If $f:(\mathcal{X},\mathcal{A})\rightarrow(F,\mathcal{F})$ and $g:(\mathcal{Y},\mathcal{B})\rightarrow(G,\mathcal{G})$ are measurable transformations and $X,Y$ are independent random variables taking respective values in $(\mathcal{X},\mathcal{A}),(\mathcal{Y},\mathcal{B})$, then $f(X),g(Y)$ are also independent. This follows from the fact that $$\sigma(f(X))=\{X^{-1}[f^{-1}(F)]:F\in\mathcal{F}\}\subset\sigma(X^{-1} A:A\in\mathcal{A})=\sigma(X),$$ from an analogous calculation $\sigma(g(Y))\subset\sigma(Y)$, and from the definition of independence.

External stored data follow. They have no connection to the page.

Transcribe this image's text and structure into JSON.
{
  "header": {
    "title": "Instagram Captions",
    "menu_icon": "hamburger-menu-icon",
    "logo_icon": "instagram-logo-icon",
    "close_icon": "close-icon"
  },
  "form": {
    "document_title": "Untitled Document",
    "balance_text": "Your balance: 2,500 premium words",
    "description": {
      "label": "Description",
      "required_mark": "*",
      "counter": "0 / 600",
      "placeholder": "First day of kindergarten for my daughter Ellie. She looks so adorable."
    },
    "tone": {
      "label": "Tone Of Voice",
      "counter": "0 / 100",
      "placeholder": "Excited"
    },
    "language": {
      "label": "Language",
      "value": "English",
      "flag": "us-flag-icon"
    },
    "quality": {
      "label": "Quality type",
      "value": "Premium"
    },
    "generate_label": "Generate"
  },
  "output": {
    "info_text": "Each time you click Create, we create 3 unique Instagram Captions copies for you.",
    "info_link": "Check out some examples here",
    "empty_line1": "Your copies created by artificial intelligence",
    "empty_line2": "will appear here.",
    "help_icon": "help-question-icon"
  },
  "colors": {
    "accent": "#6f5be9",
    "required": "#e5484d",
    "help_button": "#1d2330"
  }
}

Basu's theorem, in one of it's implications states that if $T$ is a sufficient and bounded complete statistic, and $U$ is an ancillary statistic then $T$ and $U$ are independent. In the particular case in question $T(X)=\bar X$ is known to be (minimal) sufficient and complete. Further, $$U(X)=(X_1-\bar X,\dots,X_n-\bar X)=(Z_1-\bar Z,\dots,Z_n-\bar Z),$$ where $Z_i:=X_i-\theta$ does not depend on $\theta$. Hence $U$ is ancillary $\textbf{if $\sigma^2$ is a known parameter}$. In that case, by the above result, even $\bar X$ and $s^2=s_n^2=||U||_2/(n-1)$ are independent.
Note that $X_n$ and $s_n^2$ in general need not be independent.